Colombian rebels have handed over four politicians held hostage for more than six years to a Venezuelan-led recovery team. VOA's Brian Wagner reports from Miami the four were taken to Venezuela to be reunited with their families.
Helicopters carrying Venezuelan officials and Red Cross workers picked up the four hostages in a jungle clearing in southern Colombia. Officials said the four were former lawmakers Gloria Polanco, Orlando Beltran, Luis Eladio Perez and Jorge Gechem.
The director of Red Cross in Colombia, Barbara Hinterman, said the four appeared to be in good health for the flight to Caracas.
Hinterman said it was a very important day for Colombia and for the families of the freed hostages.
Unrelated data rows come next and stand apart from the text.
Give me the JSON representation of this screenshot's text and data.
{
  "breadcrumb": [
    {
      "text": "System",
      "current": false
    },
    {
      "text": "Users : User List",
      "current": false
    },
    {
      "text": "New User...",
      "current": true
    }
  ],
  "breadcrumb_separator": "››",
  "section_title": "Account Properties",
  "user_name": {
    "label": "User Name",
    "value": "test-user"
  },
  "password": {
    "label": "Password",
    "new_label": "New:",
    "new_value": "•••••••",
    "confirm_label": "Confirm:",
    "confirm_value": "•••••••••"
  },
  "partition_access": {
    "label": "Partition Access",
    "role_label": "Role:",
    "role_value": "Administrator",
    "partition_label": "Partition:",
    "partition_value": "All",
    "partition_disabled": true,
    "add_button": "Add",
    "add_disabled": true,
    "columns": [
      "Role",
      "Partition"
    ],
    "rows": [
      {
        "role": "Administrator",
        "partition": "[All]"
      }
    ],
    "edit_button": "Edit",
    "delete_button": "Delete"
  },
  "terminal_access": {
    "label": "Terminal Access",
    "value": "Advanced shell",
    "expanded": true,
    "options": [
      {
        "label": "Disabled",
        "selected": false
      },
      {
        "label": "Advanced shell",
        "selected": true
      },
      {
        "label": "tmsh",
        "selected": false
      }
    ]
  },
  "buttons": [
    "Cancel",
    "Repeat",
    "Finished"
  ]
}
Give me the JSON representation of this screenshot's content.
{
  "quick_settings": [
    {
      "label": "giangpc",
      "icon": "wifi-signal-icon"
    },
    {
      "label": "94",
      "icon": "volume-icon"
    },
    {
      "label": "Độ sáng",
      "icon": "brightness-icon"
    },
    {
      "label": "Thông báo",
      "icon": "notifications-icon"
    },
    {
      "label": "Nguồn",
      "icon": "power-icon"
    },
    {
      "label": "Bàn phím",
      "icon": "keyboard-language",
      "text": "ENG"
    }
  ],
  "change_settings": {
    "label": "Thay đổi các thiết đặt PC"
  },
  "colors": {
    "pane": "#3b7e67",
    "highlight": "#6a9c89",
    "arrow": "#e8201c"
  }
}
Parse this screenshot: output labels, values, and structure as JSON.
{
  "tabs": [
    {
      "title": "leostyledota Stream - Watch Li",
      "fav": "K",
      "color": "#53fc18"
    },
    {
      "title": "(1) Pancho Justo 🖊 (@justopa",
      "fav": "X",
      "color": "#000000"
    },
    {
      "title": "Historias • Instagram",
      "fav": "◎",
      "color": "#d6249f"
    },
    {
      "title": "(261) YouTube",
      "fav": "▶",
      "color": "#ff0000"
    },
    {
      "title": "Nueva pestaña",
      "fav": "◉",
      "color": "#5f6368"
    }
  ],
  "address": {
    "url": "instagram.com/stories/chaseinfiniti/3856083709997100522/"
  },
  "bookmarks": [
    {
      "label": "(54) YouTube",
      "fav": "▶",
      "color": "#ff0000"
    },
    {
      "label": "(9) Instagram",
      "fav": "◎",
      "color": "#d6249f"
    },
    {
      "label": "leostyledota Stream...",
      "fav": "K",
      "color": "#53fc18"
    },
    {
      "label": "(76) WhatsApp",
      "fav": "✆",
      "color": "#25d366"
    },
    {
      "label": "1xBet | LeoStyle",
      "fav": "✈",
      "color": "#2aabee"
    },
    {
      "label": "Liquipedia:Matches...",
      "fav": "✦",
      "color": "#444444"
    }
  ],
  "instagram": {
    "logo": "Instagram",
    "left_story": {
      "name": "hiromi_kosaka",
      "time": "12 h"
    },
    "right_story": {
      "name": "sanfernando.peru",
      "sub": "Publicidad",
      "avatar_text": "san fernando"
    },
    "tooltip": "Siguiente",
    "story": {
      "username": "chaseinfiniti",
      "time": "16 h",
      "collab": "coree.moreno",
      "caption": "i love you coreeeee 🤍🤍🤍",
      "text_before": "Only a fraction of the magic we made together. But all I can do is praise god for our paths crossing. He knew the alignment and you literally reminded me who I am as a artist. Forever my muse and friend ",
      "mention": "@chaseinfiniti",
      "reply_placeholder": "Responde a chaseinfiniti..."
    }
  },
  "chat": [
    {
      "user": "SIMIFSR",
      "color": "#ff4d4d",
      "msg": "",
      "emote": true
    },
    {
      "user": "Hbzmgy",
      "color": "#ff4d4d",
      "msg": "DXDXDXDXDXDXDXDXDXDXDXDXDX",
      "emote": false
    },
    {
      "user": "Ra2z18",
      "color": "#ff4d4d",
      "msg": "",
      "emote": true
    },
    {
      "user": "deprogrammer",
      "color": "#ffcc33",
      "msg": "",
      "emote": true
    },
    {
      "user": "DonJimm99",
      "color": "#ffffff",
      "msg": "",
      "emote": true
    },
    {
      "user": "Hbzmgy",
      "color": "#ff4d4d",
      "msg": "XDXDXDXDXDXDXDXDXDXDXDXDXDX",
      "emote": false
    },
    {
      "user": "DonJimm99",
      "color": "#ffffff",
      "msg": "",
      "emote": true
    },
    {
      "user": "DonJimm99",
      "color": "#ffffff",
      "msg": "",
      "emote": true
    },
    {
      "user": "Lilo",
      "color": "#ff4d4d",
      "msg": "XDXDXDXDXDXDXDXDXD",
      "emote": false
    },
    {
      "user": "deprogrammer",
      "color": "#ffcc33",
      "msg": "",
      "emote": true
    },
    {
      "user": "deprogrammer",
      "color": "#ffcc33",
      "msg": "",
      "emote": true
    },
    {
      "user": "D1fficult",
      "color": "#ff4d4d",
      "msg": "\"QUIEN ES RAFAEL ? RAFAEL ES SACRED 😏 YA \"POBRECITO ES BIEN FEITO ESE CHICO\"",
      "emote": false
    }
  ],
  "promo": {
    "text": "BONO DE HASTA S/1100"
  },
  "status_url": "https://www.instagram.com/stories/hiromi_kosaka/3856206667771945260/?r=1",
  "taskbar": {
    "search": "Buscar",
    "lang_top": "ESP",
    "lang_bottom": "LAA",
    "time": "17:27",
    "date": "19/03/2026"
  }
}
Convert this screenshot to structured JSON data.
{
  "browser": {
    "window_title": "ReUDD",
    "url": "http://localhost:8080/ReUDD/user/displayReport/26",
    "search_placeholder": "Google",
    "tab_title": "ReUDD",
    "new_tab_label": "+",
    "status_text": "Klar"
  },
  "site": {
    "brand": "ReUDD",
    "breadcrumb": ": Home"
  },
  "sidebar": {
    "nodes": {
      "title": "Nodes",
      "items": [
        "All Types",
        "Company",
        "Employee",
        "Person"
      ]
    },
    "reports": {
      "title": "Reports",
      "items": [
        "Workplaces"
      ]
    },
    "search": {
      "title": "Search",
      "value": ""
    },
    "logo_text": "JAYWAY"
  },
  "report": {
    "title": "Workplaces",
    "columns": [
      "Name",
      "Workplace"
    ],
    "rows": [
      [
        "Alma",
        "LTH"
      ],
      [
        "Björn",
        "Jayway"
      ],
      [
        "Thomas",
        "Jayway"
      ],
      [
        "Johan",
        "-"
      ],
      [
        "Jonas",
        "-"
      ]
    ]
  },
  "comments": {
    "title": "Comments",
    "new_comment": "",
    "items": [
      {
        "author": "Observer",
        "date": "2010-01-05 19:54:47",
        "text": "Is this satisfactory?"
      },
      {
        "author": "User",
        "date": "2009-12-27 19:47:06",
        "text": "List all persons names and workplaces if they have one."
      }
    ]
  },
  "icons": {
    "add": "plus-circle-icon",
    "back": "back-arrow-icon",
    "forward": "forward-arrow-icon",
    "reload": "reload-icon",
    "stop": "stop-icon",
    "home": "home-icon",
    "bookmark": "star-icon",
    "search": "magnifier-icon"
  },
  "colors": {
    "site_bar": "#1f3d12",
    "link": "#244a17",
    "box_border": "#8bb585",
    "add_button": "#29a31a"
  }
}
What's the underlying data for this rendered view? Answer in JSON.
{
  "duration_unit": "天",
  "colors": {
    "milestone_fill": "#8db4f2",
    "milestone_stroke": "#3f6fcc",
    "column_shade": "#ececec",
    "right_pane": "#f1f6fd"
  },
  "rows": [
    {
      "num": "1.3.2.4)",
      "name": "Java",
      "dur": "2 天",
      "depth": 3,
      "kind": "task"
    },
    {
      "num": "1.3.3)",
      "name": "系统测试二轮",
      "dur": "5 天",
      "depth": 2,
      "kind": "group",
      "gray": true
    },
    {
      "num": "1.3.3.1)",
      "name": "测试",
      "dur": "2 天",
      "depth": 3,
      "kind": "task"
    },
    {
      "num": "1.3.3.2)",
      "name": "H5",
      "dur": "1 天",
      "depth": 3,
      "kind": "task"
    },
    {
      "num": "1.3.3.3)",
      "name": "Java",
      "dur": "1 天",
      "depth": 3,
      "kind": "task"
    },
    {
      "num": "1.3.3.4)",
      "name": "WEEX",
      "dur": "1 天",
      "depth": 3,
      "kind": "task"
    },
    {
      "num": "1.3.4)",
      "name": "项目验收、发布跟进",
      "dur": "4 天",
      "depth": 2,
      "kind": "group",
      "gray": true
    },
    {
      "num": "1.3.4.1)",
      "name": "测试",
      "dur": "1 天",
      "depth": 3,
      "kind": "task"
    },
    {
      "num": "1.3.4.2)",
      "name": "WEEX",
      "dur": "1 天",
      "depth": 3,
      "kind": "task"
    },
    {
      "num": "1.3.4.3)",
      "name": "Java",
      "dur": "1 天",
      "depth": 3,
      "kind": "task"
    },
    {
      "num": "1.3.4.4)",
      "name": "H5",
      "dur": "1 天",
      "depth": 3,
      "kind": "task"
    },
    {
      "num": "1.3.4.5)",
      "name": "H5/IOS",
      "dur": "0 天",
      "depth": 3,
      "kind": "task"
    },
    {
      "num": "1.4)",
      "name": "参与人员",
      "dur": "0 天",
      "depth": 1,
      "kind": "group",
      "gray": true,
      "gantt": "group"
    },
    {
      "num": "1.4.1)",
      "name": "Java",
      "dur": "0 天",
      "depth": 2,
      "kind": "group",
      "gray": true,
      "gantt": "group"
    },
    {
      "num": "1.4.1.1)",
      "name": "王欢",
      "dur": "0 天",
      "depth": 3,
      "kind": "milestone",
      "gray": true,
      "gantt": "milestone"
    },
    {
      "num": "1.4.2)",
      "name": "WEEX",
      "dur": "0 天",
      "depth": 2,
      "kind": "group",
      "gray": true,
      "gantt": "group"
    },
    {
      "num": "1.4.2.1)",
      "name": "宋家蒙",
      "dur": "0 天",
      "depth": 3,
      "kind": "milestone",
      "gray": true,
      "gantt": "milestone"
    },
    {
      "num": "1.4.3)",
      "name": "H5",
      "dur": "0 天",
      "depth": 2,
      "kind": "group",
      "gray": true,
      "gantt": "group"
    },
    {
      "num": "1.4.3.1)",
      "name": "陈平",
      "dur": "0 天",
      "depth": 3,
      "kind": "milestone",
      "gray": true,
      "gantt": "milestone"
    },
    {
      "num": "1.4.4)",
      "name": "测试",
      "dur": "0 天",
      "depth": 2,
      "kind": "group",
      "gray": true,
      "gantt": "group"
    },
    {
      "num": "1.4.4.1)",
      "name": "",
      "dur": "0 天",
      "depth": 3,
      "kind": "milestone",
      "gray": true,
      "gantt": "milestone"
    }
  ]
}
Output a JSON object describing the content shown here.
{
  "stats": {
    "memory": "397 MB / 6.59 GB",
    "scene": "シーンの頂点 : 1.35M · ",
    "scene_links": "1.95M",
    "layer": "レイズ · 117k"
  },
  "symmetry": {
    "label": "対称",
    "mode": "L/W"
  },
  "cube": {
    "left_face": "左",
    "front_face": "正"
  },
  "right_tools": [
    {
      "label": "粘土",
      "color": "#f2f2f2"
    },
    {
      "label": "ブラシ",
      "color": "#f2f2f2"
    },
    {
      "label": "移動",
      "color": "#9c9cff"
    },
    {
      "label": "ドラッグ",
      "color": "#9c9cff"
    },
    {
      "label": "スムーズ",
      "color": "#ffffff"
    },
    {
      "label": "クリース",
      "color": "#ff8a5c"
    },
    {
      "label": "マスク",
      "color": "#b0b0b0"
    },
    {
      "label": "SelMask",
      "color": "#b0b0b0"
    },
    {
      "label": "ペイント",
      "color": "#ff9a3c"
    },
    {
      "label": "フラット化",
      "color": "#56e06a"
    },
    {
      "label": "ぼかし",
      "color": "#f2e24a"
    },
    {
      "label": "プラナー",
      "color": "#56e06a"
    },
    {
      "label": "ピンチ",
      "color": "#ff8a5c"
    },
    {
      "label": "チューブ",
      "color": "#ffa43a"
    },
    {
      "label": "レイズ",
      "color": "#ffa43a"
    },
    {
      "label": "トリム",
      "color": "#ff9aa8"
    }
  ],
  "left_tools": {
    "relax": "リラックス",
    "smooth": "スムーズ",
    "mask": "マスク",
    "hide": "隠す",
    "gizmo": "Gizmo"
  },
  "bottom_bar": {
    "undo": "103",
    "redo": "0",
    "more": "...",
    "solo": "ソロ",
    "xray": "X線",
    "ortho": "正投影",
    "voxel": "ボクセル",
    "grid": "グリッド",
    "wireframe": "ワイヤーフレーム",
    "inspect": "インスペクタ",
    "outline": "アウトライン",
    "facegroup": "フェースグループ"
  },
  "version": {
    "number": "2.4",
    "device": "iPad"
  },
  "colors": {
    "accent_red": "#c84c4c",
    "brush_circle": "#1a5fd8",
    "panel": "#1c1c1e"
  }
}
Venezuela's government and Red Cross workers led a similar effort last month to recover two other politicians freed by the Revolutionary Armed Forces of Colombia, a self-declared marxist group known as FARC.
Adam Isacson is an expert on Colombia at the Center for International Policy in Washington. He says FARC leaders are pursuing the hostage releases in an effort to pressure Colombia's government to free jailed rebels.
"They have been holding 44 people, with that demand, cruelly in the jungle for a long time," he said. "Of those 44, 11 of them are civilians."
Venezuelan President Hugo Chavez played a key role last year in pressuring the rebels to begin releasing hostages as part of an effort to end the decades-long conflict in Colombia. He has called for the United States and others to remove the FARC from lists of terrorist organizations.
Isacson says the Venezuelan leader's efforts have backfired, especially in Colombia. He says support is soaring for Colombia's President Alvaro Uribe, who has taken a hard line on the rebels.
"It has caused people to rally around the [Colombian] president and rally around the government, because all of a sudden there is a possible external enemy like there has never been before," he noted.
Earlier this month, tens of thousands of Colombians marched to protest the rebels and their use of violence and kidnapping in the country.